Yellow leaves lack nutrients necessary for the production of chlorophyll and good health of your hydrangeas.
One of the major causes of this is root damage by overwatering. Injured roots inhibit the transport of these nutrients to the leaves.
Leaves Falling Off
It may be somewhat normal for old leaves to drop, but when old and new leaves are dropping, it may be an indication of overwatering.
The cells in plant leaves are fed too much water which causes them to burst and die, the death of these cells weakens the petiole which in turn causes the leaves to fall off. Other leaves on this plant look weak.
A healthy hydrangea will grow new foliage or will continue to grow taller. However, if you notice a halt in this growth, it may be an indication of overwatering.
Stunted growth can also be a sign of other problems in your hydrangea so you may need to observe other symptoms before coming to the conclusion that your plant is being overwatered.
The presence of excess water in the soil of this plant can encourage the activities of microorganisms which can lead to the formation of molds.
A soil condition like this will also facilitate the breeding of several fungal diseases which is bad for your plant.
What are the Signs your Hydrangea is Underwatered?
Water is important to the health of hydrangeas so when you cut back on this factor, your plant will show some signs to point out that it is underwatered.
When your hydrangea is underwatered, it is dehydrated and will start to wilt.
Under watered plants will lose the last of the moisture in their via transpiration, this makes the cells in the leaves shrink and die which in turn causes the leaves to wilt.

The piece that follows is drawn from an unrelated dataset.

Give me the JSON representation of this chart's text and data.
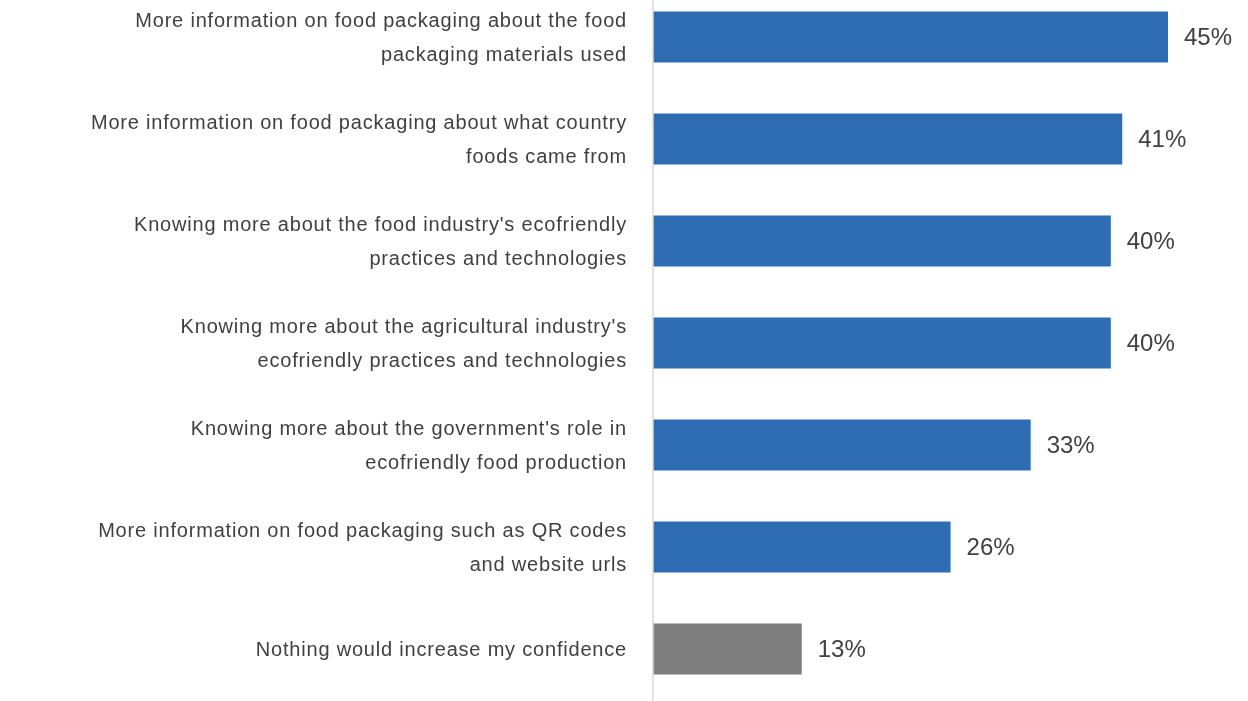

A wilted hydrangea caused by underwatering will feel dry and crumbly, the exact opposite of an overwatered hydrangea.
Water is important for the growth of hydrangeas, so if your plant lacks moisture, you will notice a pause in the normal growth of this plant.
This stunted growth will be accompanied by other signs of underwatering.
The leaves of an underwatered hydrangea will turn brown before it starts to wilt.
This discoloration will first be observed from the edges of the leaves and then it will gradually spread throughout the leaves.
Extra Watering Tips for your Hydrangea
Some additional knowledge on watering this plant will help you avoid overwatering and underwatering your hydrangeas. Here are some helpful tips on how to water your hydrangeas properly.
- Water your hydrangeas in the morning as the absence of midday sun leads to a low rate of evaporation, this way the moisture in your soil is preserved.
- Deeply water this plant 2-3 times a week
- Be sure that your soil is able to hold more moisture before watering, this prevents overwatering.
- The flowers and leaves of this plant are off limits when watering as hydrangeas are prone to diseases attacks with their leaves and flowers wet
- Water the soil of your hydrangea evenly and do not focus on a specific area alone to provide proper hydration.
- Deeply water hydrangeas immediately after transplant to aid transitioning, watering should also be done more often after transplant
- Have a consistent watering schedule
- Create proper drainage channels for indoor hydrangeas by making holes at the bottom of the container.
Watering hydrangeas may seem like a daunting task but it is not difficult if you understand the requirements and create a constant watering timetable.
Going through this article, you should have learned when and when not to water hydrangeas as well as how often this procedure can be done.